As I mentioned in my last post, I had been unable to find any record of my great-grandfather, George H. Perkins, but fortunately (and due to the good memory of a cousin) was able to discover some critical information of my great-grandmother, Julia (Curtin) Perkins. The documents of the funeral home in Natick and from contacting the town of Auburn, NY, confirmed that her burial place was in Braintree, MA. I tried to contact the Plain Street Cemetery, but because the cemetery is run by the town, communications were difficult at best. This was another job for some sturdy walking shoes…and a tank of gas.
My father and I headed up to Braintree early in the morning, as you never know how many twists and turns are waiting ahead.
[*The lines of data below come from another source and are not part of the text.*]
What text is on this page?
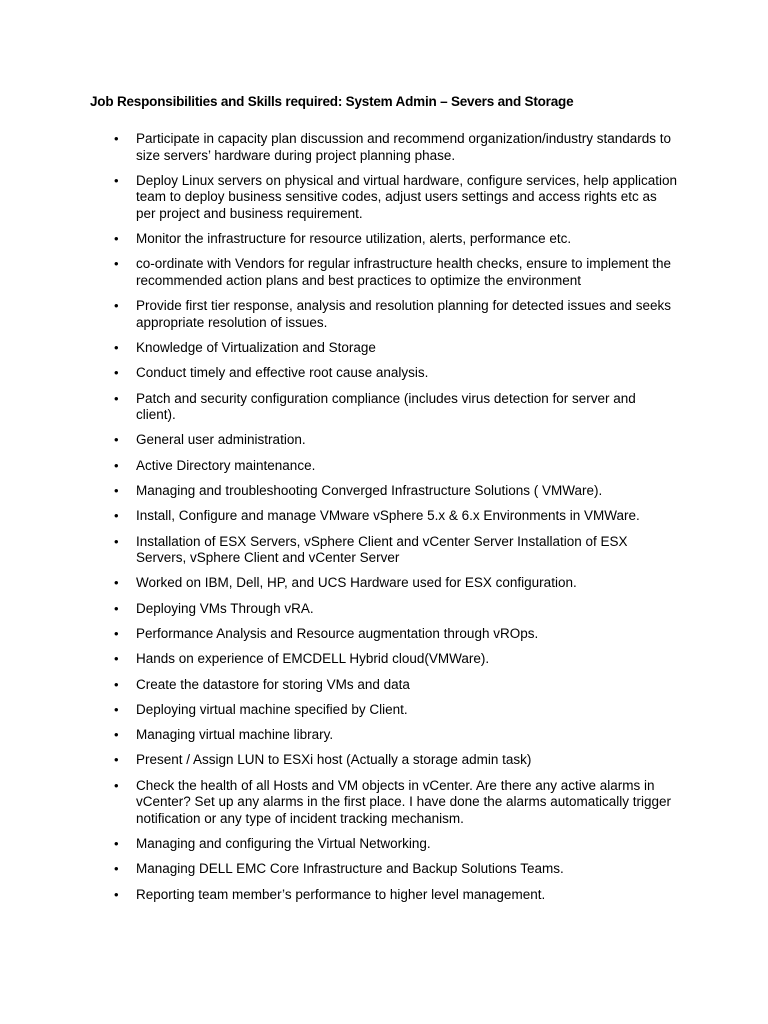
Job Responsibilities and Skills required: System Admin – Severs and Storage
• Participate in capacity plan discussion and recommend organization/industry standards to size servers’ hardware during project planning phase.
• Deploy Linux servers on physical and virtual hardware, configure services, help application team to deploy business sensitive codes, adjust users settings and access rights etc as per project and business requirement.
• Monitor the infrastructure for resource utilization, alerts, performance etc.
• co-ordinate with Vendors for regular infrastructure health checks, ensure to implement the recommended action plans and best practices to optimize the environment
• Provide first tier response, analysis and resolution planning for detected issues and seeks appropriate resolution of issues.
• Knowledge of Virtualization and Storage
• Conduct timely and effective root cause analysis.
• Patch and security configuration compliance (includes virus detection for server and client).
• General user administration.
• Active Directory maintenance.
• Managing and troubleshooting Converged Infrastructure Solutions ( VMWare).
• Install, Configure and manage VMware vSphere 5.x & 6.x Environments in VMWare.
• Installation of ESX Servers, vSphere Client and vCenter Server Installation of ESX Servers, vSphere Client and vCenter Server
• Worked on IBM, Dell, HP, and UCS Hardware used for ESX configuration.
• Deploying VMs Through vRA.
• Performance Analysis and Resource augmentation through vROps.
• Hands on experience of EMCDELL Hybrid cloud(VMWare).
• Create the datastore for storing VMs and data
• Deploying virtual machine specified by Client.
• Managing virtual machine library.
• Present / Assign LUN to ESXi host (Actually a storage admin task)
• Check the health of all Hosts and VM objects in vCenter. Are there any active alarms in vCenter? Set up any alarms in the first place. I have done the alarms automatically trigger notification or any type of incident tracking mechanism.
• Managing and configuring the Virtual Networking.
• Managing DELL EMC Core Infrastructure and Backup Solutions Teams.
• Reporting team member’s performance to higher level management.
We arrived at the Plain Street Cemetery just after 10:30am (at least we thought it was the Plain Street Cemetery). We didn’t notice a sign but that didn’t stop our enthusiastic start. A quick look around revealed no map but there were a few section marker signs…we just needed to figure out the “system.” We were looking for Section 1, which might have also meant the oldest section (not sure) and maybe the first section that pre-dated the whole idea of numbering the sections of the cemetery (not sure about that also, but upon reflection of our day, I think the section numbering idea was not developed on day 1…). By now my father and I have established a fairly good system of cemetery searching, spreading out a bit to cover more area but also staying close to communicate and second check each other. After a bit of walking around and one or two distant cousins with the same Perkins name, we finally found George and Julia. The feeling was pretty wonderful – we had found the evasive burial place of important family members and we were now connected in a new way, albeit through prayer and respect for their final resting place. We cleaned the grave markers and paid our prayerful respect for a time.
Our next mission was to try to better understand where and when George had died. We headed off to the Town Clerk’s Office in Braintree…confident that that is exactly where he died (or, at least that’s what we told the Town Clerk). No…no record of George H. Perkins in Braintree. He jumped in the car and headed off to Quincy because family stories had placed a few relatives there. Again, a boost of confidence and a meeting with the City Clerk in Quincy. The City Clerk was not as confident, so we were allowed to check the record index ourselves. Again, we were fortunate to find George’s record in Quincy and close the loop on this bit of his story…many more stories await!